Pulaski County historically had one daily and three weekly print newspapers, as well as an online internet daily newspaper. All but the weekly Dixon Pilot and the online Pulaski County Daily News are now closed. The county also has an internet discussion site, the Pulaski County Insider. The Daily Guide, commonly known as the Waynesville Daily Guide, but based in St. Robert and serving the entire county, closed in September 2018. It was owned by GateHouse Media and was the central printing plant for three other GateHouse newspapers in nearby counties, the daily Camden Lake Sun Leader and Rolla Daily News as well as the weekly St. James Leader-Journal. The Rolla Daily News and the St. James weekly have since closed as well.

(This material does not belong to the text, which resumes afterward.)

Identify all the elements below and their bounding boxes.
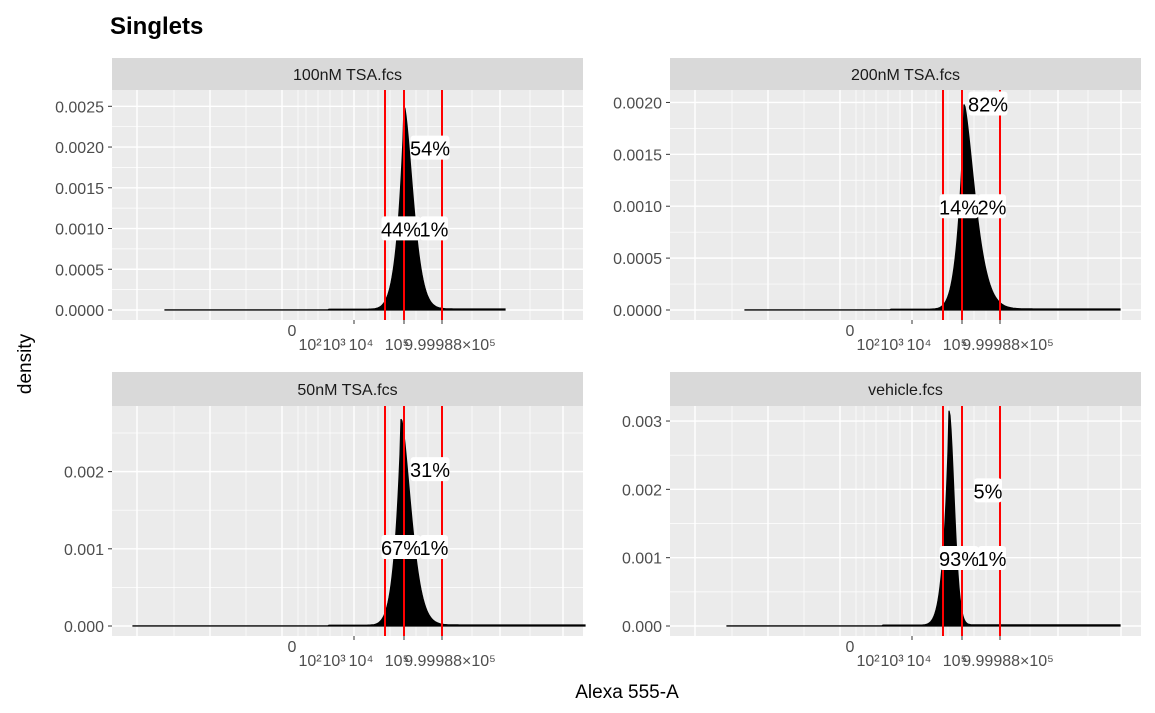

The content of the now-closed weekly Fort Leonard Wood Guidon was previously produced under the auspices of Army Public Affairs at Fort Leonard Wood but printed under contract by the Springfield News-Leader, a Gannett-owned newspaper which produced and sold advertisements in the Fort Leonard Wood Guidon. The military contract to produce the Guidon was held by the Lebanon Daily Record until the end of 2002, and before the Lebanon Daily Record had been held by the Waynesville Daily Guide for many years. The weekly Pulaski County Mirror closed in February 2017 and had been owned by the Lebanon Daily Record, a family owned newspaper in an adjoining county. The paper is a merger of the Richland Mirror and Pulaski County Democrat in St. Robert, which were separate weekly papers owned by the Lebanon Daily Record until the owner merged them in 2009.